Commonwealth legal framework for third-party access in Australia

The move to open competition in the water and wastewater sector came with the 1993 release of the Hilmer Report.[27] This argued for greater competition among government-owned entities, the removal of trade barriers, the elimination of cross-subsidies in the provision and delivery of water and the abolition of monopoly practices.

Following the Report and the Competition Principles Agreement, amendments were made to Commonwealth legislation, including the Trade Practices Act 1974 (Cth). State-based legislative changes followed more slowly and were often tied to Commonwealth incentive payments to the States, which were made in three tranches from 1997 to 2005 to induce State compliance with National Competition Council (NCC) goals (NCC, Principles for Reform).[28]

The TPA was amended to include Part IIIA, which relates to ‘Access for Services’. Under that Part, third-party access to nationally significant infrastructure may be sought. This may occur by virtue of a ‘declaration’ of the service by the designated Minister (TPA, Part IIIA Divison 2) or by virtue of service-provider access undertakings or industry access codes approved by the Australian Competition and Consumer Commission (ACCC, TPA, Part IIIA Division 6). Whilst the designated Minister will normally be the Commonwealth Minister, it is the responsible State or Territory Minister if the service provider is a State or Territory body, such as a public water utility. A service may not be declared, and an access undertaking or industry access code may not be approved, if there is in place an ‘effective access regime’ established by the State or Territory.[29]
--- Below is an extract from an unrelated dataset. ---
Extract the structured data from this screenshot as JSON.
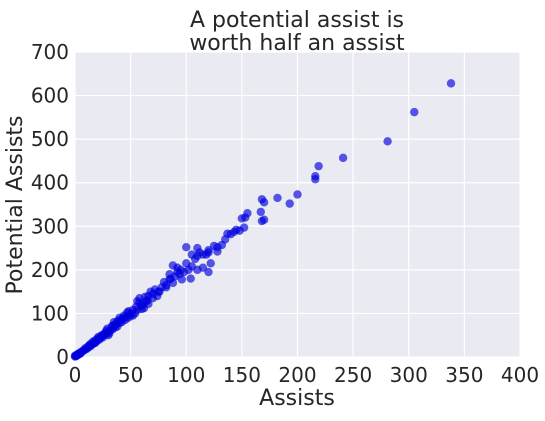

Where the infrastructure concerned is not nationally significant (and, therefore, beyond the jurisdiction of the Commonwealth), state-based access regimes consistent with sub-clauses 6(3) and 6(4) of the Competition Principles Agreement are to be used to gain access.[30]

The TPA’s generic scheme for declaration of a service involves a two-stage process. First, the third-party access seeker applies to the National Competition Council for a recommendation that the designated Minister declares that the infrastructure is ‘covered’ by Part IIIA. The NCC may not recommend, and the Minister may not declare, that the infrastructure is covered unless satisfied that all six assessment criteria are met.[31] The criteria comprise: the promotion of increased competition in at least one market; the economic infeasibility of anyone else developing another facility for the service; the national significance of the facility; that access would not cause undue human health or safety risk; that access was not already part of an effective access regime; and that access would not be contrary to public interest.

The second stage of the process is the determination of the terms of access to the declared service (TPA, Division 3). An access seeker (it does not have to be the entity that obtained a declaration of the service) will endeavour to negotiate the terms of access with the service provider. If the parties fail to reach agreement, either of them may give notice to the ACCC to arbitrate the dispute. The ACCC may determine the access dispute consistent with statutory restrictions that seek to protect existing user rights in the service, including by provision for compensation by the third-party entrant to an existing user who suffers deprivation of a pre-notification right (TPA s 44 W).

One additional point to note here is the TPA definition of ‘service’ that may be the subject of an access declaration.[32] It is defined to mean:

‘a service provided by means of a facility and includes:

  1. the use of an infrastructure facility such as a road or railway line;

  2. handling or transporting things such as goods or people;

  3. a communications service or similar service;

but does not include:

  1. the supply of goods; or

  2. the use of intellectual property; or

  3. the use of a production process;

except to the extent that it is an integral but subsidiary part of the service.’

It is suggested that this definition, particularly paragraph (d), means that a Part IIIA declaration may apply to compel access to the sewerage transportation infrastructure of a service provider, but may not apply to compel the service provider to provide ‘access to the goods’; that is, the raw sewage resource.[33] Thus, Part IIIA could be used to compel access for a competing sewerage-service provider or a sewer miner to the sewerage infrastructure but it could not be used by a sewer miner to compel access to the sewage resource itself.

So far, there has only been one successful wastewater access application made under this Part IIIA regime, and that is Services Sydney’s application. This contrasts significantly with the position of third-party access in the gas and electricity sectors (which can also use the TPA generic scheme) where, by 2005, 60 arrangements had been registered with State and Federal agencies (Marsden Jacobs 2005: 86). In part, the difference is accounted for by the resistance to the dismantling of the vertically integrated, monopolistic public water utilities, owned by State and Local Government agencies. As well, there are difficulties associated with transporting water, which makes the market structure for water more complex than gas and electricity.